The California-based biotech announced positive results from their latest limb-girdle muscular dystrophy type 2i (LGMD2i) program trials, linking their drug, BBP-418, to positive biomarker changes and functional endpoints in the right direction.
LGMD2i is a rare form of muscular dystrophy caused by mutations in the FKRP gene, for which there are currently no approved treatment options. Mutations in the gene impair the addition of a specific sugar molecule to a protein that acts as a molecular ‘shock absorber’ in cells and normally helps prevent damage from everyday muscle use. BBP-418, also called ribitol, is said to work by catalyzing the enzyme to function again, increasing sugar-protein interactions, and theoretically enabling muscle cells to repair themselves.
The phase 2 study included 14 patients with LGMD2i, and BridgeBio tested ascending doses of the drug candidate in 3 different cohorts, assessing participants after 90 and 180 days.

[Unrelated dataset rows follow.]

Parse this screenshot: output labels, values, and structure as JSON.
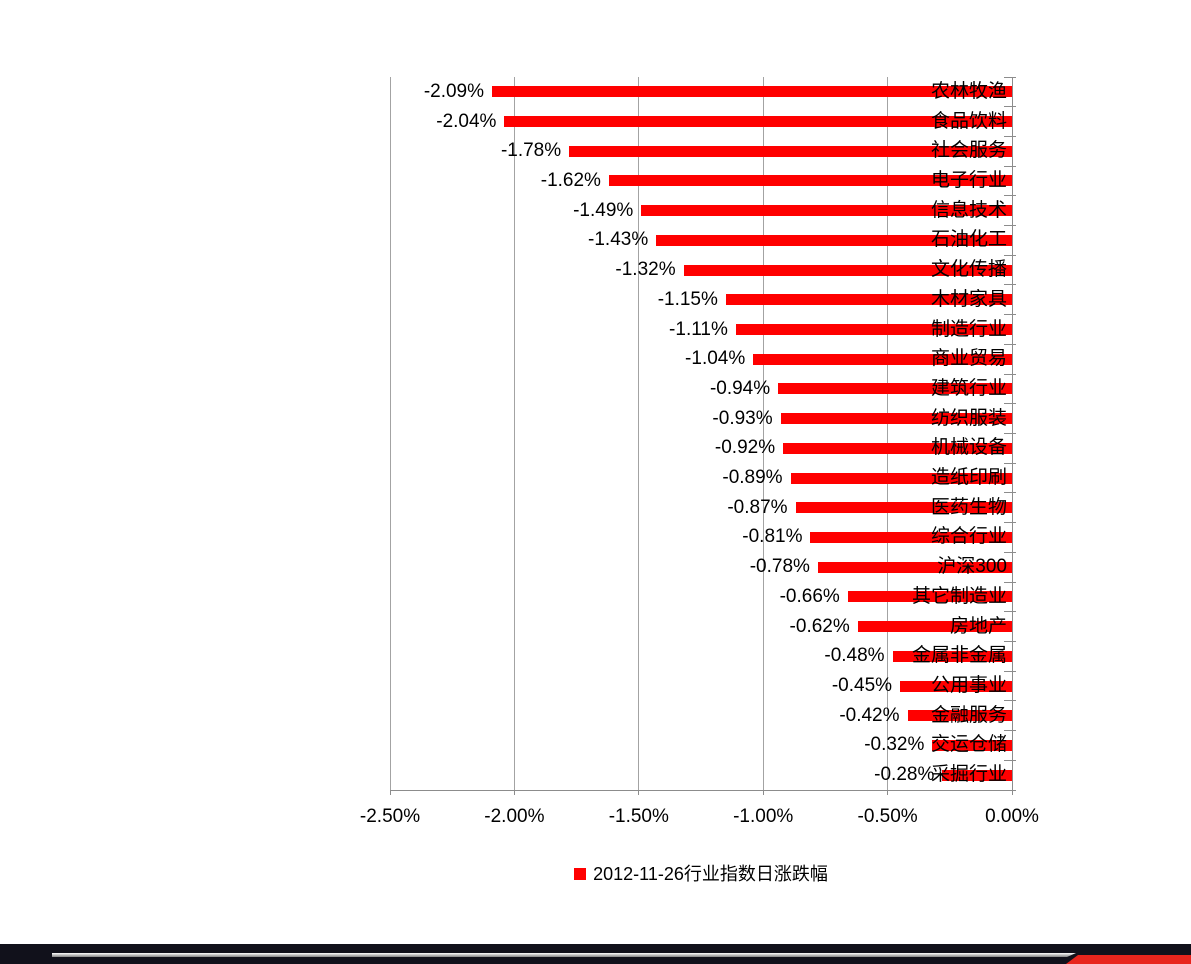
{
  "chart_data": {
    "type": "bar",
    "orientation": "horizontal",
    "title": "",
    "xlabel": "",
    "ylabel": "",
    "xlim": [
      -2.5,
      0
    ],
    "grid": true,
    "bar_color": "#ff0000",
    "legend": "2012-11-26行业指数日涨跌幅",
    "legend_position": "bottom",
    "legend_marker_color": "#ff0000",
    "x_ticks": [
      {
        "value": -2.5,
        "label": "-2.50%"
      },
      {
        "value": -2.0,
        "label": "-2.00%"
      },
      {
        "value": -1.5,
        "label": "-1.50%"
      },
      {
        "value": -1.0,
        "label": "-1.00%"
      },
      {
        "value": -0.5,
        "label": "-0.50%"
      },
      {
        "value": 0.0,
        "label": "0.00%"
      }
    ],
    "rows": [
      {
        "category": "农林牧渔",
        "value": -2.09,
        "label": "-2.09%"
      },
      {
        "category": "食品饮料",
        "value": -2.04,
        "label": "-2.04%"
      },
      {
        "category": "社会服务",
        "value": -1.78,
        "label": "-1.78%"
      },
      {
        "category": "电子行业",
        "value": -1.62,
        "label": "-1.62%"
      },
      {
        "category": "信息技术",
        "value": -1.49,
        "label": "-1.49%"
      },
      {
        "category": "石油化工",
        "value": -1.43,
        "label": "-1.43%"
      },
      {
        "category": "文化传播",
        "value": -1.32,
        "label": "-1.32%"
      },
      {
        "category": "木材家具",
        "value": -1.15,
        "label": "-1.15%"
      },
      {
        "category": "制造行业",
        "value": -1.11,
        "label": "-1.11%"
      },
      {
        "category": "商业贸易",
        "value": -1.04,
        "label": "-1.04%"
      },
      {
        "category": "建筑行业",
        "value": -0.94,
        "label": "-0.94%"
      },
      {
        "category": "纺织服装",
        "value": -0.93,
        "label": "-0.93%"
      },
      {
        "category": "机械设备",
        "value": -0.92,
        "label": "-0.92%"
      },
      {
        "category": "造纸印刷",
        "value": -0.89,
        "label": "-0.89%"
      },
      {
        "category": "医药生物",
        "value": -0.87,
        "label": "-0.87%"
      },
      {
        "category": "综合行业",
        "value": -0.81,
        "label": "-0.81%"
      },
      {
        "category": "沪深300",
        "value": -0.78,
        "label": "-0.78%"
      },
      {
        "category": "其它制造业",
        "value": -0.66,
        "label": "-0.66%"
      },
      {
        "category": "房地产",
        "value": -0.62,
        "label": "-0.62%"
      },
      {
        "category": "金属非金属",
        "value": -0.48,
        "label": "-0.48%"
      },
      {
        "category": "公用事业",
        "value": -0.45,
        "label": "-0.45%"
      },
      {
        "category": "金融服务",
        "value": -0.42,
        "label": "-0.42%"
      },
      {
        "category": "交运仓储",
        "value": -0.32,
        "label": "-0.32%"
      },
      {
        "category": "采掘行业",
        "value": -0.28,
        "label": "-0.28%"
      }
    ]
  },
  "footer": {
    "bar_color": "#11111b",
    "silver_line_color": "#c0c0c0",
    "accent_color": "#e8251d"
  }
}
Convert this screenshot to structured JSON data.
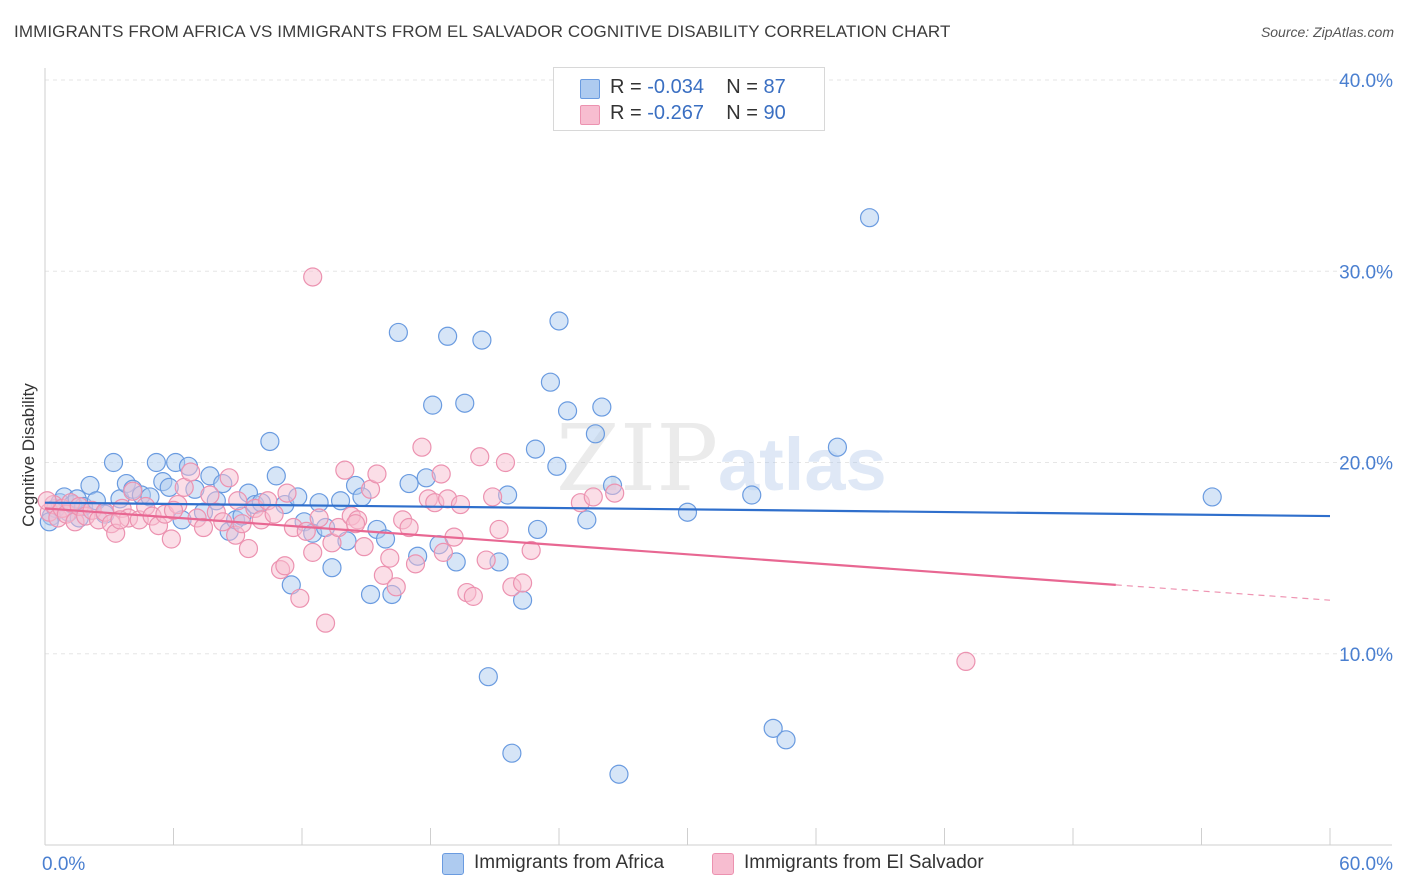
{
  "header": {
    "title": "IMMIGRANTS FROM AFRICA VS IMMIGRANTS FROM EL SALVADOR COGNITIVE DISABILITY CORRELATION CHART",
    "source": "Source: ZipAtlas.com"
  },
  "legend_top": {
    "rows": [
      {
        "r_label": "R =",
        "r_value": "-0.034",
        "n_label": "N =",
        "n_value": "87"
      },
      {
        "r_label": "R =",
        "r_value": "-0.267",
        "n_label": "N =",
        "n_value": "90"
      }
    ]
  },
  "legend_bottom": {
    "items": [
      {
        "label": "Immigrants from Africa"
      },
      {
        "label": "Immigrants from El Salvador"
      }
    ]
  },
  "watermark": {
    "part1": "ZIP",
    "part2": "atlas"
  },
  "colors": {
    "africa_fill": "#aecbf0",
    "africa_stroke": "#6a9be0",
    "africa_line": "#2f6fcc",
    "salvador_fill": "#f7bdd0",
    "salvador_stroke": "#ec92b0",
    "salvador_line": "#e86792",
    "tick_label": "#4a7fd0",
    "grid": "#e6e6e6"
  },
  "chart_data": {
    "type": "scatter",
    "title": "IMMIGRANTS FROM AFRICA VS IMMIGRANTS FROM EL SALVADOR COGNITIVE DISABILITY CORRELATION CHART",
    "xlabel": "",
    "ylabel": "Cognitive Disability",
    "xlim": [
      0,
      60
    ],
    "ylim": [
      0,
      40
    ],
    "x_tick_labels": [
      "0.0%",
      "60.0%"
    ],
    "y_ticks": [
      10,
      20,
      30,
      40
    ],
    "y_tick_labels": [
      "10.0%",
      "20.0%",
      "30.0%",
      "40.0%"
    ],
    "grid": true,
    "legend_position": "bottom",
    "series": [
      {
        "name": "Immigrants from Africa",
        "r": -0.034,
        "n": 87,
        "trend": {
          "x": [
            0,
            60
          ],
          "y": [
            17.9,
            17.2
          ],
          "dashed_from": null
        },
        "points": [
          [
            0.3,
            17.2
          ],
          [
            0.5,
            17.6
          ],
          [
            0.7,
            17.9
          ],
          [
            0.9,
            18.2
          ],
          [
            1.1,
            17.4
          ],
          [
            1.3,
            17.8
          ],
          [
            1.5,
            18.1
          ],
          [
            1.8,
            17.7
          ],
          [
            2.1,
            18.8
          ],
          [
            2.4,
            18.0
          ],
          [
            2.8,
            17.3
          ],
          [
            3.2,
            20.0
          ],
          [
            3.5,
            18.1
          ],
          [
            3.8,
            18.9
          ],
          [
            4.1,
            18.6
          ],
          [
            4.5,
            18.3
          ],
          [
            4.9,
            18.2
          ],
          [
            5.2,
            20.0
          ],
          [
            5.5,
            19.0
          ],
          [
            5.8,
            18.7
          ],
          [
            6.1,
            20.0
          ],
          [
            6.4,
            17.0
          ],
          [
            6.7,
            19.8
          ],
          [
            7.0,
            18.6
          ],
          [
            7.4,
            17.4
          ],
          [
            7.7,
            19.3
          ],
          [
            8.0,
            18.0
          ],
          [
            8.3,
            18.9
          ],
          [
            8.6,
            16.4
          ],
          [
            8.9,
            17.0
          ],
          [
            9.2,
            17.2
          ],
          [
            9.5,
            18.4
          ],
          [
            9.8,
            17.8
          ],
          [
            10.1,
            17.9
          ],
          [
            10.5,
            21.1
          ],
          [
            10.8,
            19.3
          ],
          [
            11.2,
            17.8
          ],
          [
            11.5,
            13.6
          ],
          [
            11.8,
            18.2
          ],
          [
            12.1,
            16.9
          ],
          [
            12.5,
            16.3
          ],
          [
            12.8,
            17.9
          ],
          [
            13.1,
            16.6
          ],
          [
            13.4,
            14.5
          ],
          [
            13.8,
            18.0
          ],
          [
            14.1,
            15.9
          ],
          [
            14.5,
            18.8
          ],
          [
            14.8,
            18.2
          ],
          [
            15.2,
            13.1
          ],
          [
            15.5,
            16.5
          ],
          [
            15.9,
            16.0
          ],
          [
            16.2,
            13.1
          ],
          [
            16.5,
            26.8
          ],
          [
            17.0,
            18.9
          ],
          [
            17.4,
            15.1
          ],
          [
            17.8,
            19.2
          ],
          [
            18.1,
            23.0
          ],
          [
            18.4,
            15.7
          ],
          [
            18.8,
            26.6
          ],
          [
            19.2,
            14.8
          ],
          [
            19.6,
            23.1
          ],
          [
            20.4,
            26.4
          ],
          [
            20.7,
            8.8
          ],
          [
            21.2,
            14.8
          ],
          [
            21.6,
            18.3
          ],
          [
            21.8,
            4.8
          ],
          [
            22.3,
            12.8
          ],
          [
            22.9,
            20.7
          ],
          [
            23.0,
            16.5
          ],
          [
            23.6,
            24.2
          ],
          [
            23.9,
            19.8
          ],
          [
            24.0,
            27.4
          ],
          [
            24.4,
            22.7
          ],
          [
            25.3,
            17.0
          ],
          [
            25.7,
            21.5
          ],
          [
            26.0,
            22.9
          ],
          [
            26.5,
            18.8
          ],
          [
            26.8,
            3.7
          ],
          [
            30.0,
            17.4
          ],
          [
            33.0,
            18.3
          ],
          [
            34.0,
            6.1
          ],
          [
            34.6,
            5.5
          ],
          [
            37.0,
            20.8
          ],
          [
            38.5,
            32.8
          ],
          [
            54.5,
            18.2
          ],
          [
            0.2,
            16.9
          ],
          [
            1.6,
            17.1
          ]
        ]
      },
      {
        "name": "Immigrants from El Salvador",
        "r": -0.267,
        "n": 90,
        "trend": {
          "x": [
            0,
            60
          ],
          "y": [
            17.6,
            12.8
          ],
          "dashed_from": 50
        },
        "points": [
          [
            0.2,
            17.4
          ],
          [
            0.4,
            17.8
          ],
          [
            0.6,
            17.1
          ],
          [
            0.8,
            17.6
          ],
          [
            1.0,
            17.3
          ],
          [
            1.2,
            17.9
          ],
          [
            1.4,
            16.9
          ],
          [
            1.6,
            17.7
          ],
          [
            1.9,
            17.2
          ],
          [
            2.2,
            17.5
          ],
          [
            2.5,
            17.0
          ],
          [
            2.8,
            17.4
          ],
          [
            3.1,
            16.8
          ],
          [
            3.3,
            16.3
          ],
          [
            3.6,
            17.6
          ],
          [
            3.9,
            17.1
          ],
          [
            4.1,
            18.5
          ],
          [
            4.4,
            17.0
          ],
          [
            4.7,
            17.7
          ],
          [
            5.0,
            17.2
          ],
          [
            5.3,
            16.7
          ],
          [
            5.6,
            17.3
          ],
          [
            5.9,
            16.0
          ],
          [
            6.2,
            17.8
          ],
          [
            6.5,
            18.7
          ],
          [
            6.8,
            19.5
          ],
          [
            7.1,
            17.1
          ],
          [
            7.4,
            16.6
          ],
          [
            7.7,
            18.3
          ],
          [
            8.0,
            17.4
          ],
          [
            8.3,
            16.9
          ],
          [
            8.6,
            19.2
          ],
          [
            8.9,
            16.2
          ],
          [
            9.2,
            16.8
          ],
          [
            9.5,
            15.5
          ],
          [
            9.8,
            17.6
          ],
          [
            10.1,
            17.0
          ],
          [
            10.4,
            18.0
          ],
          [
            10.7,
            17.3
          ],
          [
            11.0,
            14.4
          ],
          [
            11.3,
            18.4
          ],
          [
            11.6,
            16.6
          ],
          [
            11.9,
            12.9
          ],
          [
            12.2,
            16.4
          ],
          [
            12.5,
            15.3
          ],
          [
            12.8,
            17.1
          ],
          [
            13.1,
            11.6
          ],
          [
            13.4,
            15.8
          ],
          [
            13.7,
            16.6
          ],
          [
            14.0,
            19.6
          ],
          [
            14.3,
            17.2
          ],
          [
            14.6,
            17.0
          ],
          [
            14.9,
            15.6
          ],
          [
            15.2,
            18.6
          ],
          [
            15.5,
            19.4
          ],
          [
            15.8,
            14.1
          ],
          [
            16.1,
            15.0
          ],
          [
            16.4,
            13.5
          ],
          [
            16.7,
            17.0
          ],
          [
            17.0,
            16.6
          ],
          [
            17.3,
            14.7
          ],
          [
            17.6,
            20.8
          ],
          [
            17.9,
            18.1
          ],
          [
            18.2,
            17.9
          ],
          [
            18.5,
            19.4
          ],
          [
            18.8,
            18.1
          ],
          [
            19.1,
            16.1
          ],
          [
            19.4,
            17.8
          ],
          [
            19.7,
            13.2
          ],
          [
            20.0,
            13.0
          ],
          [
            20.3,
            20.3
          ],
          [
            20.6,
            14.9
          ],
          [
            20.9,
            18.2
          ],
          [
            21.2,
            16.5
          ],
          [
            21.5,
            20.0
          ],
          [
            21.8,
            13.5
          ],
          [
            22.3,
            13.7
          ],
          [
            22.7,
            15.4
          ],
          [
            14.5,
            16.8
          ],
          [
            18.6,
            15.3
          ],
          [
            25.0,
            17.9
          ],
          [
            25.6,
            18.2
          ],
          [
            26.6,
            18.4
          ],
          [
            43.0,
            9.6
          ],
          [
            12.5,
            29.7
          ],
          [
            11.2,
            14.6
          ],
          [
            9.0,
            18.0
          ],
          [
            6.0,
            17.5
          ],
          [
            3.5,
            17.0
          ],
          [
            0.1,
            18.0
          ]
        ]
      }
    ]
  }
}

Among the promising results, BridgeBio reported a 43% increase in the ratio of these sugar-protein interactions; an average of 70% reduction in the levels of creatine kinase, a marker of muscle breakdown; and an increase in walking velocity.
“The positive results from the Phase 2 study exceed expectations and are incredibly exciting as they demonstrate consistent improvements in key markers of muscle function and support further study,” concluded Amy Harper, primary investigator of the trial.